お茶の香りについて

お茶の香り

お茶に含まれる主な香り成分

緑茶の中には、約300種類もの香気成分があります。その中で特に特徴的な香りは「青葉アルコール」「リナロール」「ゲラニオール」の3つです。

青葉アルコール

「青葉アルコール」は植物特有の青臭い香り。気持ちをおだやかにするリラックス効果があり、疲労回復にも効果があります。青葉アルコールの匂いを嗅ぐと、単純作業を続けた場合でも作業効率が落ちにくくなるそうです。

リナロール

「リナロール」はすずらんのような香り。アロマオイルの世界ではリラックスの代名詞「イランイラン」「ネロリ」「ラベンダー」などにも含まれる成分で、鎮静、血圧降下、抗不安作用があります。

ゲラニオール

「ゲラニオール」はバラのような香り。ローズオイルの主成分となっており、抗菌、抗不安、皮膚弾力回復などの働きがあります。また、女性ホルモンの分泌に関わりの深い物質で、女性ホルモンの一種であるエストロゲンの分泌を助けます。

火香(ひか)

お茶の香りには大きく二種類あって、一つは上に挙げた様なお茶本来の香り。もう一つは火香と呼ばれるもの。火香とは製茶の最終工程でお茶を乾燥させるための火入れをするのですが、その際に醸し出される香りのこと。熱を加えることで50種類以上の成分が生成され独特の甘い香りが生まれます(*ピラジン類、ピロール類など)。

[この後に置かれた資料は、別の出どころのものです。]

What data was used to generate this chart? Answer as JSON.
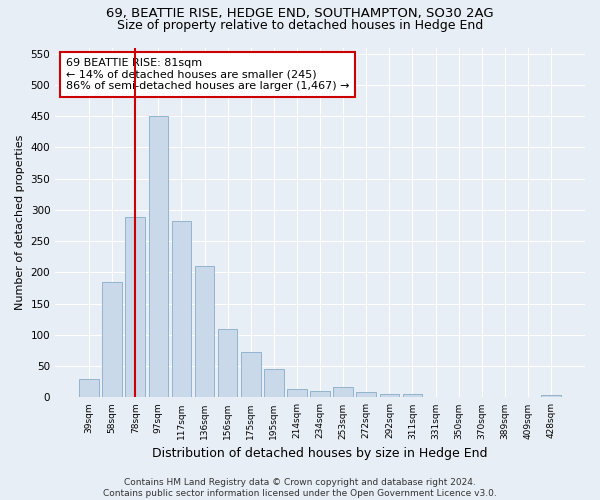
{
  "title1": "69, BEATTIE RISE, HEDGE END, SOUTHAMPTON, SO30 2AG",
  "title2": "Size of property relative to detached houses in Hedge End",
  "xlabel": "Distribution of detached houses by size in Hedge End",
  "ylabel": "Number of detached properties",
  "categories": [
    "39sqm",
    "58sqm",
    "78sqm",
    "97sqm",
    "117sqm",
    "136sqm",
    "156sqm",
    "175sqm",
    "195sqm",
    "214sqm",
    "234sqm",
    "253sqm",
    "272sqm",
    "292sqm",
    "311sqm",
    "331sqm",
    "350sqm",
    "370sqm",
    "389sqm",
    "409sqm",
    "428sqm"
  ],
  "values": [
    30,
    185,
    288,
    450,
    282,
    210,
    110,
    72,
    45,
    13,
    11,
    17,
    8,
    5,
    5,
    0,
    0,
    0,
    0,
    0,
    4
  ],
  "bar_color": "#c9d9ea",
  "bar_edge_color": "#92b4cc",
  "vline_color": "#cc0000",
  "vline_x": 2,
  "annotation_text": "69 BEATTIE RISE: 81sqm\n← 14% of detached houses are smaller (245)\n86% of semi-detached houses are larger (1,467) →",
  "annotation_box_edge": "#cc0000",
  "ylim": [
    0,
    560
  ],
  "yticks": [
    0,
    50,
    100,
    150,
    200,
    250,
    300,
    350,
    400,
    450,
    500,
    550
  ],
  "bg_color": "#e8eef5",
  "plot_bg_color": "#e8eef5",
  "footer_text": "Contains HM Land Registry data © Crown copyright and database right 2024.\nContains public sector information licensed under the Open Government Licence v3.0.",
  "title1_fontsize": 9.5,
  "title2_fontsize": 9,
  "xlabel_fontsize": 9,
  "ylabel_fontsize": 8,
  "annotation_fontsize": 8,
  "footer_fontsize": 6.5,
  "grid_color": "#ffffff"
}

火を強く入れると香ばしさや甘い香りが増しますが、新茶のような新鮮な「青臭み」は減っていきます。一般的にお茶のランクが下がると生葉の香りも弱くなっていくため、火香を強く付ける傾向があります。また、お茶の種類や季節、職人さんのこだわりなどによっても火入れの仕方が違い、それがお茶の香りの個性のひとつとなっています。

*ピラジン は、火入れをした時にできる香り成分で、緑茶にも含まれていますが、緑茶よりさらに火を強く入れるほうじ茶は、この「ピラジン」が豊富です。「ピラジン」はピーマンなどの黄緑色野菜や、納豆や麦茶といった食品にも含まれています。